Beautiful tank and fish :thumb: The fry look like they are going great, keep updating

Ed


----------



## CHK (Jan 12, 2007)

Beautiful tanks and fish. Good job! :thumb:


----------



## DeadFishFloating (Oct 9, 2007)

*Tommi* all your tanks are awesome. Love your krobias and keep the photos coming.


----------



## Tommi (Oct 11, 2006)

Update. I moved parents back to communitytank and moved also some plecoyoungsters to krobiatank. It seems I havent lost any fry in week or so and I quess I have about 40 babys.

This is how they look today.










I added close to hundred L66 babys to tank.










Then I added six L134.










...and some L201 babys too.










Now I have some plecos in other tanks too if something happens in speciestanks. I've sold my L66 pairs earlier and today after I moved babys, I got new plecos to their old tank. Three L17's and new L106 is there too in quarantine before moving to communitytank.


----------



## DeadFishFloating (Oct 9, 2007)

Now I'm really jelous *Tommi*. Well I was to start with anyway with your big tank. But awesome collection of L numbers. Are they breeding in your large community tank, or do you have breeding tanks setup for each L number?

Tommi maybe you sould post up some pics again of your large tank as the few pics in your tank section do it justice. Any new photos since last time would be good as well.


----------



## Tommi (Oct 11, 2006)

There has been some changes in big tank. Couple more fish and some plants added. I also changed other Eheim 2080 to Fluval FX5 cause tank was never fully clear. Fluval only been there two weeks but looks good so far. I also changed bulbs to 10000K's. Here is photo from february.
The right bulb in pic is still 12000K and more blueish.

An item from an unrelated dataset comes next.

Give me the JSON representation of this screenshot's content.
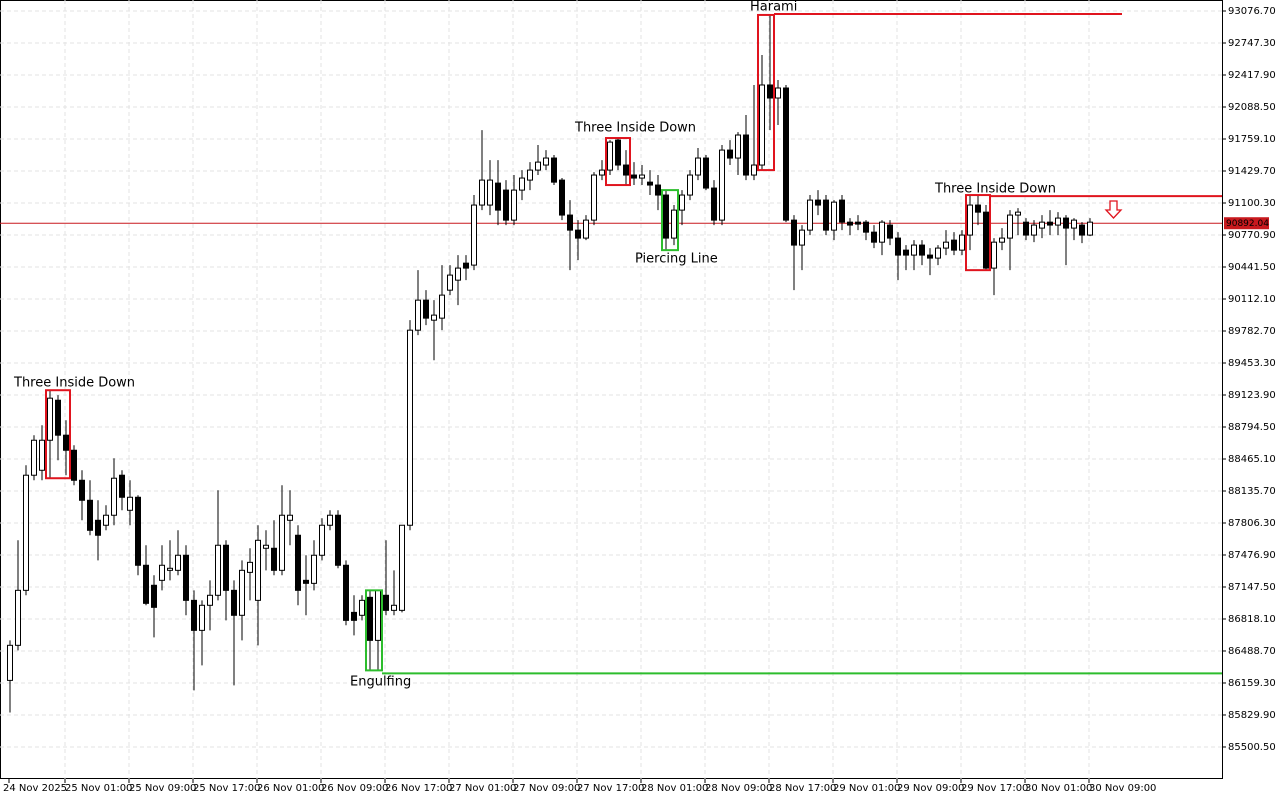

Aequidens diadema's looking good and getting bigger. They simply eat anything I put in tank but hardly never harm anyone or plants. Very nice fish.

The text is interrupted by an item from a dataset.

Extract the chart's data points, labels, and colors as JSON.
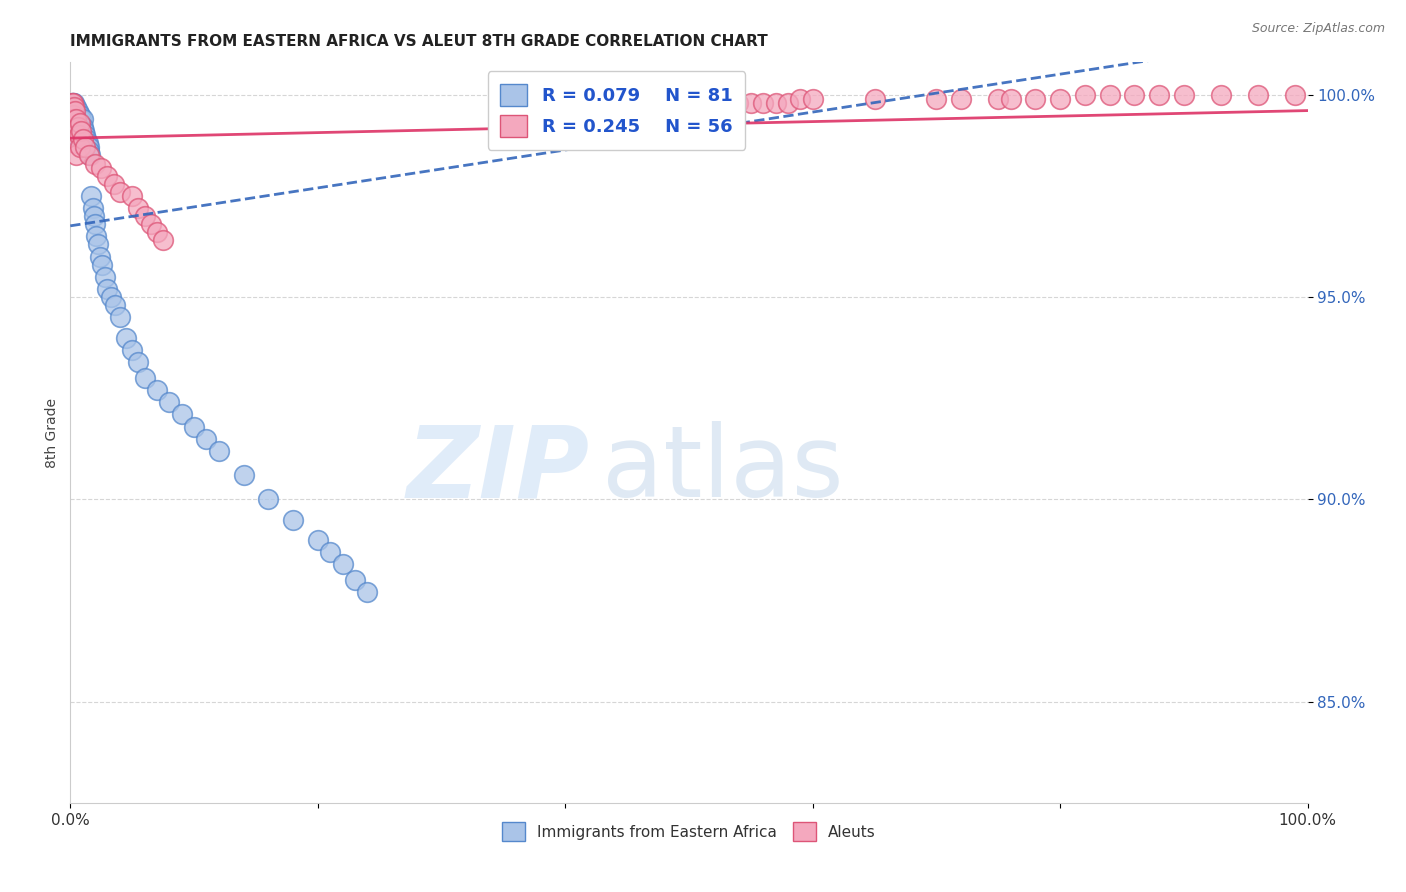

Latest cichlid in tank is Laetacara thayeri. Growing slowly but sure.



















Tapajos redheads grow very slow. I've had these over a year and they only got couple cm more size.










Next I will try to breed these gyus. Cant tell sexes yet, but hopefully I have both in my small group.



















Most outgoing plecos in commtank are L142's. They learned to eat vegetables and not plants anymore.










With these tanks I have one 300L commtank in livingroom and four tank rack in their own room filled with plecos (L46, L66, L134, L174, L201).


----------



## Tommi (Oct 11, 2006)

Update pics. I still have about 40 babys. Looking sweet and eating well.


----------



## dwarfpike (Jan 22, 2008)

Curse your Finlandness Tommi!!!! :lol:

Fry are looking great!!! Your posts have deffinately added the Xingu Krobia to the wish list.


----------